When most people think of splitting the assets in divorce, they do not think about health insurance. Yet, as Fidelity so politely puts it, health insurance is a valuable asset, too.
Unlike stocks or the family home or life insurance, you cannot really divvy up health insurance. When it comes to health insurance, sharing is caring. If you worry about your health coverage post-divorce, here is what you need to know about how states make policies available to ex-spouses.
The standard scenario
In most situations, a health insurance policy stays with the primary owner. If you have health coverage at work, the policy is yours after divorce, and vice versa. If your spouse has a policy through his or her employer, he or she would remain the primary beneficiary.
However, some states do require employers to make coverage available to ex-spouses. These employers have group policies, and the law requires them to extend the offer for continued coverage for a certain amount of time.

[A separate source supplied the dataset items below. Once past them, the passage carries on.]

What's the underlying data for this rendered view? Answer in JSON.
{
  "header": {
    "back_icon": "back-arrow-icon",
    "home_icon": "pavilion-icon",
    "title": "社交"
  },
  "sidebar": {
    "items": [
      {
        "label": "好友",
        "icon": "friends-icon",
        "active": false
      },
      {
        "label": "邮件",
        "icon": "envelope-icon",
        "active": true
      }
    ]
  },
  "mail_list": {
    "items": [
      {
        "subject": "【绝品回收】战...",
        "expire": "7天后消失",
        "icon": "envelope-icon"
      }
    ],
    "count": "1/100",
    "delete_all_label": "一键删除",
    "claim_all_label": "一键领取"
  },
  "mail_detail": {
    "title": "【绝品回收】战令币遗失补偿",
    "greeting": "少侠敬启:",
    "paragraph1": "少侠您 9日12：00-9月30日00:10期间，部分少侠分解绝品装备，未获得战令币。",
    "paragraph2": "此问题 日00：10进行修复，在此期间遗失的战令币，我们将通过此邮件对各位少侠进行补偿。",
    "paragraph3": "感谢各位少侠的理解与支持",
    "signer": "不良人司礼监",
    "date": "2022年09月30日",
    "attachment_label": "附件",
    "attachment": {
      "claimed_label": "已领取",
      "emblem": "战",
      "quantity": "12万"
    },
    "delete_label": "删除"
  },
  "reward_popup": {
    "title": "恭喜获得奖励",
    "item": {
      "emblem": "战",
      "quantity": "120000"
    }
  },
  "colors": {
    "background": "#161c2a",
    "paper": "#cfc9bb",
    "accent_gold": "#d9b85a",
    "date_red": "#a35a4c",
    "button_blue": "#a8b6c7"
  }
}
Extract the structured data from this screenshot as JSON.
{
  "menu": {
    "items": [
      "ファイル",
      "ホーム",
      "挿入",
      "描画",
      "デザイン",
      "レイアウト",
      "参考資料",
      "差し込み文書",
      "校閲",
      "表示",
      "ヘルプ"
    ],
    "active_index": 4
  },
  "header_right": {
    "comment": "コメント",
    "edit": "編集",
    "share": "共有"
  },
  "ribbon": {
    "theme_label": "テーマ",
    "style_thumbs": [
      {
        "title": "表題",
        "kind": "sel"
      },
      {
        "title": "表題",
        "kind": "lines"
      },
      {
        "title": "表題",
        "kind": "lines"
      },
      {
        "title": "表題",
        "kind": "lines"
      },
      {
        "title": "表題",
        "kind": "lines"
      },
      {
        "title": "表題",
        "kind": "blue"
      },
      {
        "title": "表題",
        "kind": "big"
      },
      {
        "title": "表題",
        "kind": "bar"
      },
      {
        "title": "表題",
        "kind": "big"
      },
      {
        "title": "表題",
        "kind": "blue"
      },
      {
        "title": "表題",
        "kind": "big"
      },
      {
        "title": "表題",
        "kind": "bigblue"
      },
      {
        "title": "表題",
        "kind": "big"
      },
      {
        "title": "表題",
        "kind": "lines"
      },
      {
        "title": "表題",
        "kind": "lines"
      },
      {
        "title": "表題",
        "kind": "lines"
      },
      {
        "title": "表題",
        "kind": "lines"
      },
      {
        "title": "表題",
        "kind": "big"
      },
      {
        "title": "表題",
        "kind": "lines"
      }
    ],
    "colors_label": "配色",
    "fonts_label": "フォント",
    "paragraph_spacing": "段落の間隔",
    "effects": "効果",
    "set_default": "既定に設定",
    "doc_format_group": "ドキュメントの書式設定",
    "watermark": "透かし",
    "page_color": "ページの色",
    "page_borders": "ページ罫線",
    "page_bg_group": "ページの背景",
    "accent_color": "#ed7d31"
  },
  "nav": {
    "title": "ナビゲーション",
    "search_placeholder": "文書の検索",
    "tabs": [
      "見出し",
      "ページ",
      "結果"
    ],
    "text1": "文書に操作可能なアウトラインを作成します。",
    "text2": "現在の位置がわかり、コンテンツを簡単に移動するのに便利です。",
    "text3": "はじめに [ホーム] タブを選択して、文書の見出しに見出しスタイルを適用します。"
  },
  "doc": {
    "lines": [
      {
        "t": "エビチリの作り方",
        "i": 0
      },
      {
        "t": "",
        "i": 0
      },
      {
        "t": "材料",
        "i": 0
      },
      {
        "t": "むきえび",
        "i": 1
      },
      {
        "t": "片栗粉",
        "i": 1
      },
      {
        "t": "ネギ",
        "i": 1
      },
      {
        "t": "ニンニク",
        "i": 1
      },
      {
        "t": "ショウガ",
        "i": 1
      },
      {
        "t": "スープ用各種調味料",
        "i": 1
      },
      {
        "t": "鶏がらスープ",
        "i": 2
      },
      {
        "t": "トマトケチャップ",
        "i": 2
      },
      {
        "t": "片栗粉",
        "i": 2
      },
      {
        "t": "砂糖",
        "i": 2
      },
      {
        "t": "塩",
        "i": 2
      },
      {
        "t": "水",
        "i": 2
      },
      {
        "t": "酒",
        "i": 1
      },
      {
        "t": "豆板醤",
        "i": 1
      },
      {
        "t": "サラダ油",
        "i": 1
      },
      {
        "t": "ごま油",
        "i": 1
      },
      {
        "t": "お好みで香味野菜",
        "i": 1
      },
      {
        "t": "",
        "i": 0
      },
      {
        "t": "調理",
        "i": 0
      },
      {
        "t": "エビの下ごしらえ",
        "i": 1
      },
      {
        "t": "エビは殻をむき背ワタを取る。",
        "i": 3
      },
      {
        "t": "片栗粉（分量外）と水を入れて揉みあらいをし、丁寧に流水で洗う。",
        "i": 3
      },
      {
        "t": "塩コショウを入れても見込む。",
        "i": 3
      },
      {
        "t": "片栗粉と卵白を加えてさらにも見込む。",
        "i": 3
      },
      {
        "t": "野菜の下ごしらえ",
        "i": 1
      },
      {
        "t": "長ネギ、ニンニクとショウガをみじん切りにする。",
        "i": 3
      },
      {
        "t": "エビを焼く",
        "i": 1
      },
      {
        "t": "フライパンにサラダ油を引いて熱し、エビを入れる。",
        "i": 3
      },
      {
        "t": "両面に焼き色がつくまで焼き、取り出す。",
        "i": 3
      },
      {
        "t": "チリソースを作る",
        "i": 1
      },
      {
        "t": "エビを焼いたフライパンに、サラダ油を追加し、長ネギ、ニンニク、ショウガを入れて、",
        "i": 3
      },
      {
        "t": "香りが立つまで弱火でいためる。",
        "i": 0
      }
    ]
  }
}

It is not uncommon these days for employers to forego health coverage entirely. If your employer is one of many that does not provide coverage, but your spouse is among the lucky few whose does, you may be able to continue on your spouse’s plan through the Consolidated Omnibus Budget Reconciliation Act. COBRA allows you to continue your current coverage for up to 36 months post-divorce. However, know that the continued coverage will cost you.
Enacting COBRA can increase the cost of your spouse’s policy substantially, and the courts are likely to consider the additional cost when calculating your settlement. It may be worth your while to shop around on your state’s health insurance exchange for your own, more affordable policy.